OKUMA, Japan (Reuters) ? Back home for just three hours, a tearful Miyoko Takeda sorted through her belongings. She left behind the kimonos she once wore as a traditional dancer, fearful they might be contaminated by radiation.
Nearly a year has passed since a massive 9.0 magnitude earthquake hit Japan, Okuma town, but the site of the reactors at the centre of the Fukushima nuclear crisis remains off limits for residents, save for short trips to hastily abandoned homes.
The Fukushima Daiichi plant, on the coast 240 km (150 miles) northeast of Tokyo, was wrecked by the March 11 earthquake and tsunami, triggering reactor meltdowns and radiation leaks that caused mass evacuations and widespread contamination.
For the about 11,000 residents of Okuma, and the nearly 80,000 people across the prefecture who have been unable to return to their homes due to high radiation, the mental scars run deep even though many of their homes are physically intact.
Many do not know when, if ever, they can return to land that has been in their families for generations.
The 74-year-old Takeda, who visited her home with her husband at the weekend to remove cabinets, said that she has been unable to properly function ever since the evacuation last March.
"I can't sleep, I can't eat, I lost 8 kilogrammes and when I went to the doctor I threw up everything I took," she said, walking through her house, less than 10 km from the plant, in a white protective suit.
On her third trip back, Takeda fought back tears as she tried on her kimonos one last time before the three-hour window to return ended and they were once again forced out of the 20-km exclusion zone in which their home lies.
Okuma is the location of four reactors at the centre of the nuclear crisis, out of the crippled plant's total six reactors.
Over a thousand people from three towns, all within the exclusion zone, went back on Sunday to an area where weeds have taken over kindergarten schoolyards and manure from roaming cattle covers the roads.
QUILTS SPREAD OUT
In some cases, families left in such haste that their futon sleeping quilts were still spread out on the floor.

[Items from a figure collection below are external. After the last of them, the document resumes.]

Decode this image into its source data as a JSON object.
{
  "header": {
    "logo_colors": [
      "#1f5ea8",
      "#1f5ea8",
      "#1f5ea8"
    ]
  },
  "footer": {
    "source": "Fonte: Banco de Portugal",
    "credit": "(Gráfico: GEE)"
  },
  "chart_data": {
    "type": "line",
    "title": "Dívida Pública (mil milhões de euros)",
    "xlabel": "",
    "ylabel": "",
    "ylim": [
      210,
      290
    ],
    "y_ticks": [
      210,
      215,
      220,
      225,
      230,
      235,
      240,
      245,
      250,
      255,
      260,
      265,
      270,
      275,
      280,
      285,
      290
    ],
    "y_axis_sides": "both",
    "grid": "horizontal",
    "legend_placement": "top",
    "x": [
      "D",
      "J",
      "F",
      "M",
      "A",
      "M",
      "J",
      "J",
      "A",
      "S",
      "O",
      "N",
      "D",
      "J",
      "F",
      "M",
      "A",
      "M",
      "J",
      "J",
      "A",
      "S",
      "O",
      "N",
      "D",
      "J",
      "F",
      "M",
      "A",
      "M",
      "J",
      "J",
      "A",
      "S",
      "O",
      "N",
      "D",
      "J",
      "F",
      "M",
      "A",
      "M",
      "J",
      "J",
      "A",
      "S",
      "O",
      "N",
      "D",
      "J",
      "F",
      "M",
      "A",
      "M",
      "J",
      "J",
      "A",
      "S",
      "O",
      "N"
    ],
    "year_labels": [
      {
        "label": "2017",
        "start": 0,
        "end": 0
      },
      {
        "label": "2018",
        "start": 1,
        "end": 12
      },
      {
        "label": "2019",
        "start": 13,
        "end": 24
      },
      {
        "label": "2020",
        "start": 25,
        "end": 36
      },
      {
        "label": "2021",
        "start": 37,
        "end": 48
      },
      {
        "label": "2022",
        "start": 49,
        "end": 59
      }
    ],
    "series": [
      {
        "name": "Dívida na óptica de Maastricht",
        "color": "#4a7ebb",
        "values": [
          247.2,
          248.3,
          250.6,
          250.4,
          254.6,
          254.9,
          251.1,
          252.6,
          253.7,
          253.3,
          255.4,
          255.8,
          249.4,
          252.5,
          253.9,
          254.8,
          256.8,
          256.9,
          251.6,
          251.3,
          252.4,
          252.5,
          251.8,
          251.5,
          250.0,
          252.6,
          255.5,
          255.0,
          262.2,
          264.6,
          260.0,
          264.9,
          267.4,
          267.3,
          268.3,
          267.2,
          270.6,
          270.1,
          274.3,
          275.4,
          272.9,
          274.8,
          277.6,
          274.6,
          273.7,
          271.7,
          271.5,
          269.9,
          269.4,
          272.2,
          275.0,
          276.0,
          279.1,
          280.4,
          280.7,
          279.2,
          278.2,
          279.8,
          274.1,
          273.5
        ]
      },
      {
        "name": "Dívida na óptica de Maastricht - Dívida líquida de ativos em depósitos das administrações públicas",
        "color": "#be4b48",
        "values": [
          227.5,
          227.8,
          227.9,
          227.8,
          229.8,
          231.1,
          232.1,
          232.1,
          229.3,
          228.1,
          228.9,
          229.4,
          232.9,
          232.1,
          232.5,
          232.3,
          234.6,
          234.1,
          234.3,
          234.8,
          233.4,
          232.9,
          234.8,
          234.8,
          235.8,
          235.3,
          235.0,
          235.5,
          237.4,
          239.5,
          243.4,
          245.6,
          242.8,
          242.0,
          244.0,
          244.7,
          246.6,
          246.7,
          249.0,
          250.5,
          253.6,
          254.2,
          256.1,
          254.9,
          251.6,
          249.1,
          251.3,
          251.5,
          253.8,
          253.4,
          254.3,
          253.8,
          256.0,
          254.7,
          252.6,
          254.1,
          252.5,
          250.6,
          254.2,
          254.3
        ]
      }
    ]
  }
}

While some people, like Takeda, used their precious few hours to pick up belongings, others visited family graves and repaired the damage caused by the quake and its aftershocks.
With headstones overturned and weeds encroaching on ancient graves, 59-year-old Minoru Fukuo and his wife tidied up the area even though its only visitors now are passing wild animals.
"We just prayed that we want to come back soon, and clean up the grave properly. So we asked them (our ancestors) to wait until then," Fukuo said.
This is only the third time that residents have been allowed back into the nuclear exclusion zone since the disaster, and the first time that they have been allowed to visit graves.
Since the quake hit, the residents of Okuma have scattered across the country.
With no clear future, some are losing hope.
"If it's a normal disaster you recover from it, and you go forward a bit every day. But this time you don't," said Tomiko Ikinobu, 47. "All that's left is uncertainty."
The Japanese government declared the Daiichi nuclear plant to be in a state of "cold shutdown" late last year but the Environment Ministry has said about 2,400 square km (930 square miles) of land around the plant may need to be decontaminated -- an area roughly the size of Luxembourg.
Ikinobu, who lives with her four children in temporary housing, has been without a job since the disaster.
"Once a year goes by, everything has a year added to it, so getting a new job gets harder. My kids are getting bigger as well."